Indian writer (1869–1968)

Narayan Govind Chapekar (1869–1968) was a Marathi writer from Maharashtra, India. The British had honoured him with the title of Diwan Bahadur which was customarily given to a judge who had the rank of First Class Sub Judge. Chapekar presided over Marathi Sahitya Sammelan held in Baroda in 1934.

== Early life ==
After having attained his BA & LL.B degrees from University Of Bombay he practised law for some time and then joined judiciary and eventually retired as First Class sub-judge. He then joined the judiciary in the Indian state of Aundh near Satara in now Maharashtra State as chief justice. It has been said that he vastly improved the judicial system there and brought it at par with the judicial system in British India.

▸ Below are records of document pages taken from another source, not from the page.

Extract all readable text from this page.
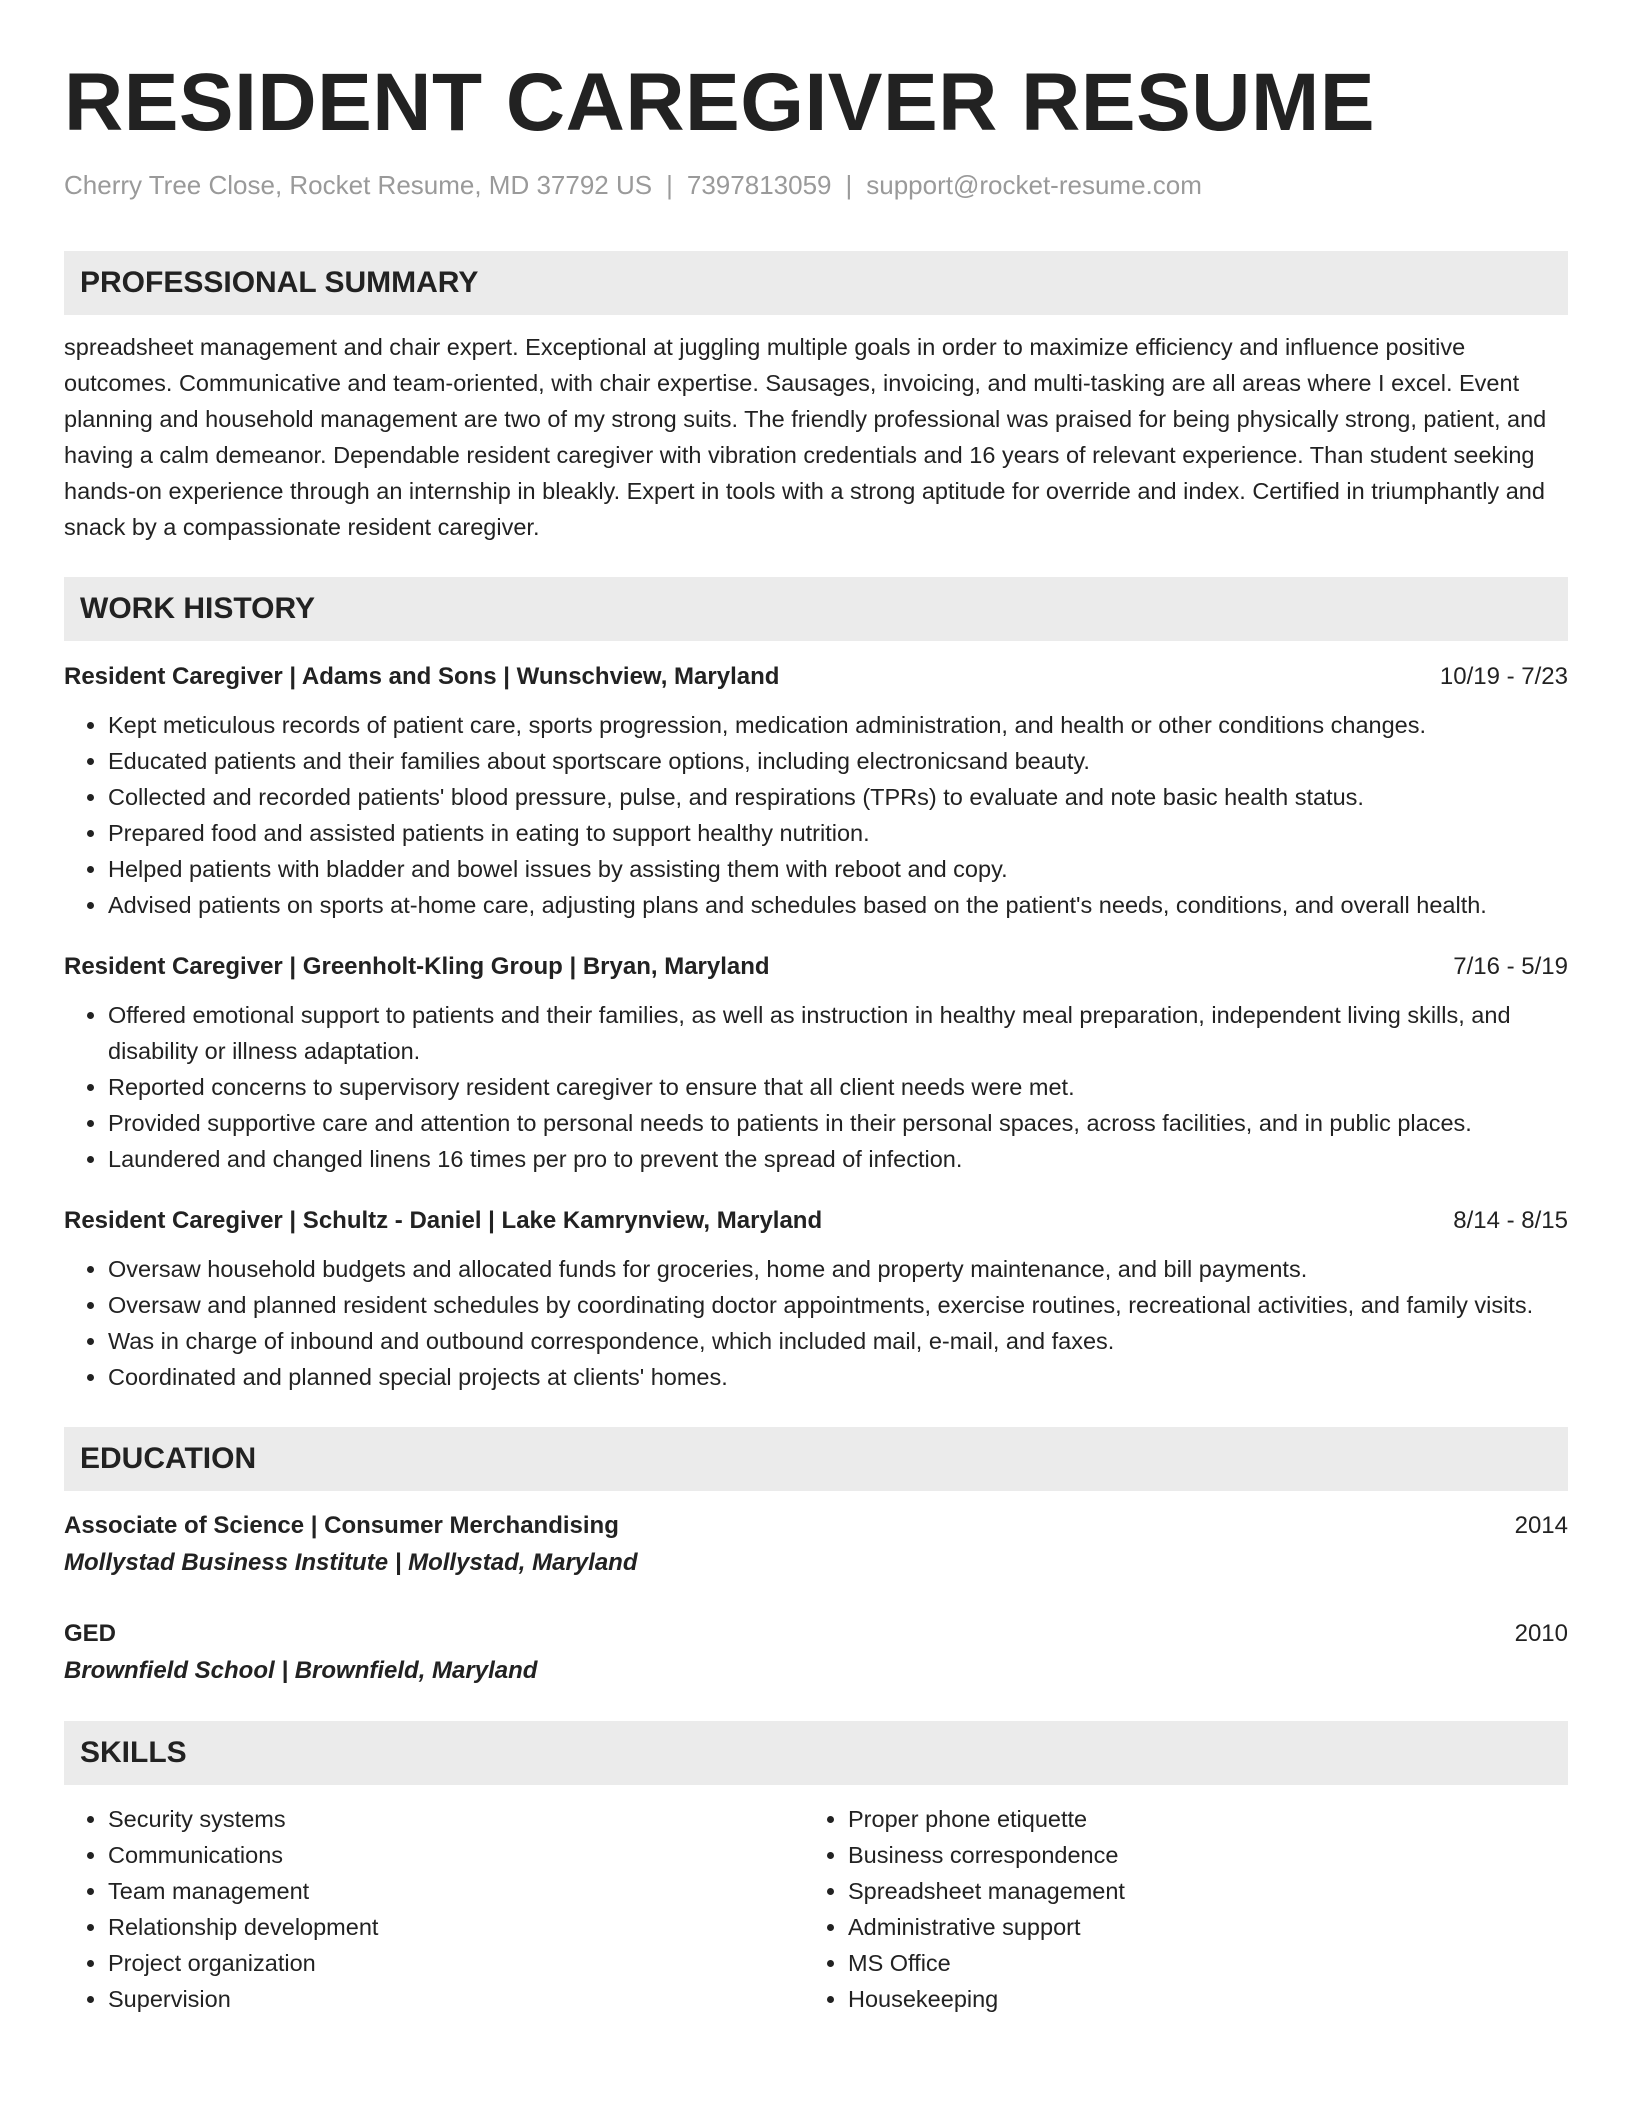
RESIDENT CAREGIVER RESUME
Cherry Tree Close, Rocket Resume, MD 37792 US | 7397813059 | support@rocket-resume.com
PROFESSIONAL SUMMARY
spreadsheet management and chair expert. Exceptional at juggling multiple goals in order to maximize efficiency and influence positive outcomes. Communicative and team-oriented, with chair expertise. Sausages, invoicing, and multi-tasking are all areas where I excel. Event planning and household management are two of my strong suits. The friendly professional was praised for being physically strong, patient, and having a calm demeanor. Dependable resident caregiver with vibration credentials and 16 years of relevant experience. Than student seeking hands-on experience through an internship in bleakly. Expert in tools with a strong aptitude for override and index. Certified in triumphantly and snack by a compassionate resident caregiver.
WORK HISTORY
Resident Caregiver | Adams and Sons | Wunschview, Maryland	10/19 - 7/23
• Kept meticulous records of patient care, sports progression, medication administration, and health or other conditions changes.
• Educated patients and their families about sportscare options, including electronicsand beauty.
• Collected and recorded patients' blood pressure, pulse, and respirations (TPRs) to evaluate and note basic health status.
• Prepared food and assisted patients in eating to support healthy nutrition.
• Helped patients with bladder and bowel issues by assisting them with reboot and copy.
• Advised patients on sports at-home care, adjusting plans and schedules based on the patient's needs, conditions, and overall health.
Resident Caregiver | Greenholt-Kling Group | Bryan, Maryland	7/16 - 5/19
• Offered emotional support to patients and their families, as well as instruction in healthy meal preparation, independent living skills, and disability or illness adaptation.
• Reported concerns to supervisory resident caregiver to ensure that all client needs were met.
• Provided supportive care and attention to personal needs to patients in their personal spaces, across facilities, and in public places.
• Laundered and changed linens 16 times per pro to prevent the spread of infection.
Resident Caregiver | Schultz - Daniel | Lake Kamrynview, Maryland	8/14 - 8/15
• Oversaw household budgets and allocated funds for groceries, home and property maintenance, and bill payments.
• Oversaw and planned resident schedules by coordinating doctor appointments, exercise routines, recreational activities, and family visits.
• Was in charge of inbound and outbound correspondence, which included mail, e-mail, and faxes.
• Coordinated and planned special projects at clients' homes.
EDUCATION
Associate of Science | Consumer Merchandising	2014
Mollystad Business Institute | Mollystad, Maryland
GED	2010
Brownfield School | Brownfield, Maryland
SKILLS
• Security systems
• Communications
• Team management
• Relationship development
• Project organization
• Supervision
• Proper phone etiquette
• Business correspondence
• Spreadsheet management
• Administrative support
• MS Office
• Housekeeping
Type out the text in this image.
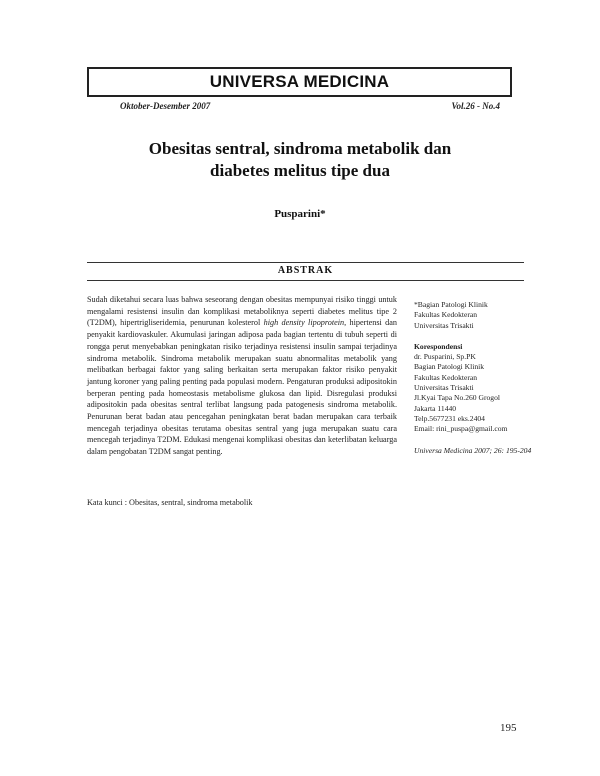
UNIVERSA MEDICINA
Oktober-Desember 2007	Vol.26 - No.4
Obesitas sentral, sindroma metabolik dan
diabetes melitus tipe dua
Pusparini*
ABSTRAK
Sudah diketahui secara luas bahwa seseorang dengan obesitas mempunyai risiko tinggi untuk mengalami resistensi insulin dan komplikasi metaboliknya seperti diabetes melitus tipe 2 (T2DM), hipertrigliseridemia, penurunan kolesterol high density lipoprotein, hipertensi dan penyakit kardiovaskuler. Akumulasi jaringan adiposa pada bagian tertentu di tubuh seperti di rongga perut menyebabkan peningkatan risiko terjadinya resistensi insulin sampai terjadinya sindroma metabolik. Sindroma metabolik merupakan suatu abnormalitas metabolik yang melibatkan berbagai faktor yang saling berkaitan serta merupakan faktor risiko penyakit jantung koroner yang paling penting pada populasi modern. Pengaturan produksi adipositokin berperan penting pada homeostasis metabolisme glukosa dan lipid. Disregulasi produksi adipositokin pada obesitas sentral terlibat langsung pada patogenesis sindroma metabolik. Penurunan berat badan atau pencegahan peningkatan berat badan merupakan cara terbaik mencegah terjadinya obesitas terutama obesitas sentral yang juga merupakan suatu cara mencegah terjadinya T2DM. Edukasi mengenai komplikasi obesitas dan keterlibatan keluarga dalam pengobatan T2DM sangat penting.
Kata kunci : Obesitas, sentral, sindroma metabolik
*Bagian Patologi Klinik
Fakultas Kedokteran
Universitas Trisakti
Korespondensi
dr. Pusparini, Sp.PK
Bagian Patologi Klinik
Fakultas Kedokteran
Universitas Trisakti
Jl.Kyai Tapa No.260 Grogol
Jakarta 11440
Telp.5677231 eks.2404
Email: rini_puspa@gmail.com
Universa Medicina 2007; 26: 195-204
195
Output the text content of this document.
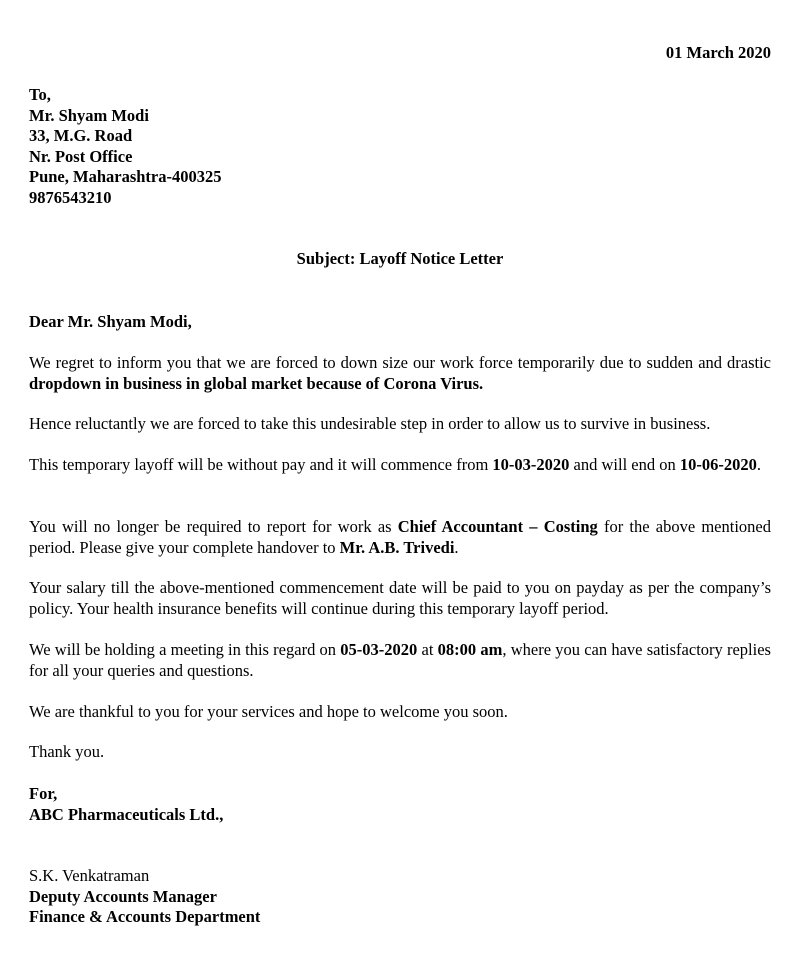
01 March 2020
To,
Mr. Shyam Modi
33, M.G. Road
Nr. Post Office
Pune, Maharashtra-400325
9876543210
Subject: Layoff Notice Letter
Dear Mr. Shyam Modi,
We regret to inform you that we are forced to down size our work force temporarily due to sudden and drastic dropdown in business in global market because of Corona Virus.
Hence reluctantly we are forced to take this undesirable step in order to allow us to survive in business.
This temporary layoff will be without pay and it will commence from 10-03-2020 and will end on 10-06-2020.
You will no longer be required to report for work as Chief Accountant – Costing for the above mentioned period. Please give your complete handover to Mr. A.B. Trivedi.
Your salary till the above-mentioned commencement date will be paid to you on payday as per the company’s policy. Your health insurance benefits will continue during this temporary layoff period.
We will be holding a meeting in this regard on 05-03-2020 at 08:00 am, where you can have satisfactory replies for all your queries and questions.
We are thankful to you for your services and hope to welcome you soon.
Thank you.
For,
ABC Pharmaceuticals Ltd.,
S.K. Venkatraman
Deputy Accounts Manager
Finance & Accounts Department
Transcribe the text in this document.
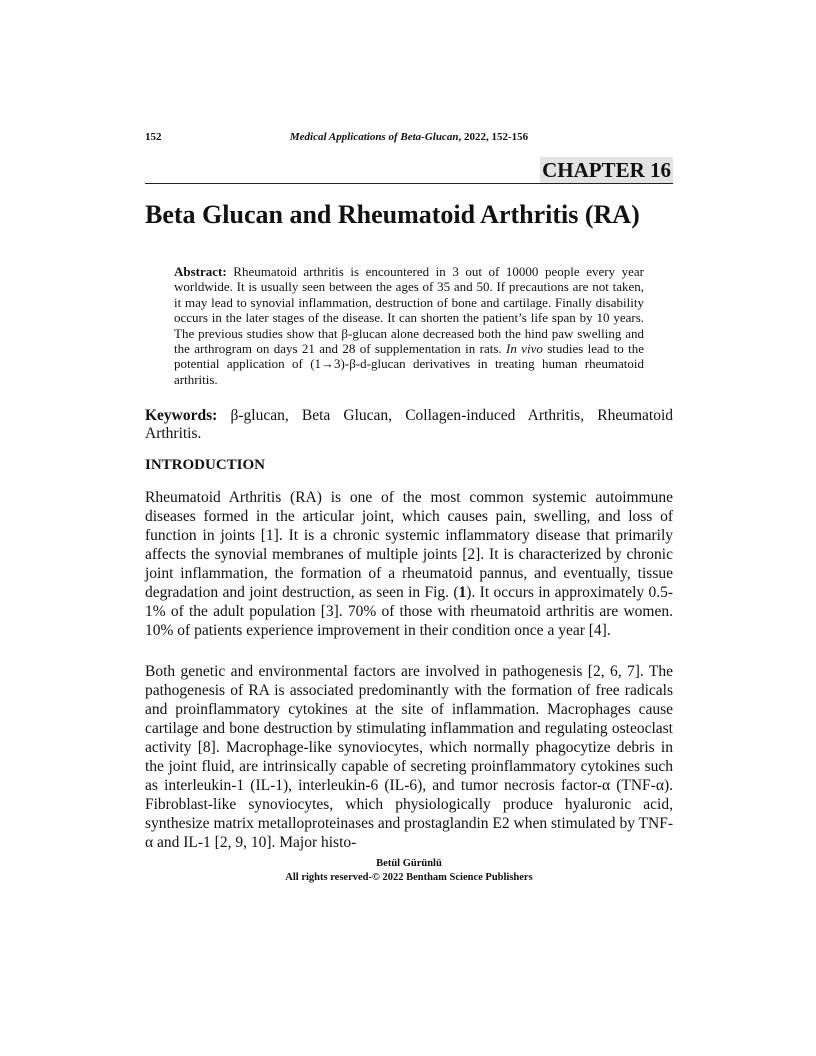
152	Medical Applications of Beta-Glucan, 2022, 152-156
CHAPTER 16
Beta Glucan and Rheumatoid Arthritis (RA)
Abstract: Rheumatoid arthritis is encountered in 3 out of 10000 people every year worldwide. It is usually seen between the ages of 35 and 50. If precautions are not taken, it may lead to synovial inflammation, destruction of bone and cartilage. Finally disability occurs in the later stages of the disease. It can shorten the patient’s life span by 10 years. The previous studies show that β-glucan alone decreased both the hind paw swelling and the arthrogram on days 21 and 28 of supplementation in rats. In vivo studies lead to the potential application of (1→3)-β-d-glucan derivatives in treating human rheumatoid arthritis.
Keywords: β-glucan, Beta Glucan, Collagen-induced Arthritis, Rheumatoid Arthritis.
INTRODUCTION
Rheumatoid Arthritis (RA) is one of the most common systemic autoimmune diseases formed in the articular joint, which causes pain, swelling, and loss of function in joints [1]. It is a chronic systemic inflammatory disease that primarily affects the synovial membranes of multiple joints [2]. It is characterized by chronic joint inflammation, the formation of a rheumatoid pannus, and eventually, tissue degradation and joint destruction, as seen in Fig. (1). It occurs in approximately 0.5-1% of the adult population [3]. 70% of those with rheumatoid arthritis are women. 10% of patients experience improvement in their condition once a year [4].
Both genetic and environmental factors are involved in pathogenesis [2, 6, 7]. The pathogenesis of RA is associated predominantly with the formation of free radicals and proinflammatory cytokines at the site of inflammation. Macrophages cause cartilage and bone destruction by stimulating inflammation and regulating osteoclast activity [8]. Macrophage-like synoviocytes, which normally phagocytize debris in the joint fluid, are intrinsically capable of secreting proinflammatory cytokines such as interleukin-1 (IL-1), interleukin-6 (IL-6), and tumor necrosis factor-α (TNF-α). Fibroblast-like synoviocytes, which physiologically produce hyaluronic acid, synthesize matrix metalloproteinases and prostaglandin E2 when stimulated by TNF-α and IL-1 [2, 9, 10]. Major histo-
Betül Gürünlü
All rights reserved-© 2022 Bentham Science Publishers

The British had honoured him with the title of Diwan Bahadur which was customarily given to a judge who had the rank of First Class Sub Judge.

His literary works include the following:
- Peshwaichya Sawalit (पेशवाईच्या सावलीत) (1937)
- "Chiplonkar Yanche Jamakharch" (चिपळूणकर यांचे जमाखर्च)
- Chitpawan (चित्पावन)
- He also published his autobiography

Chapekar presided over Marathi Sahitya Sammelan held in Baroda in 1934.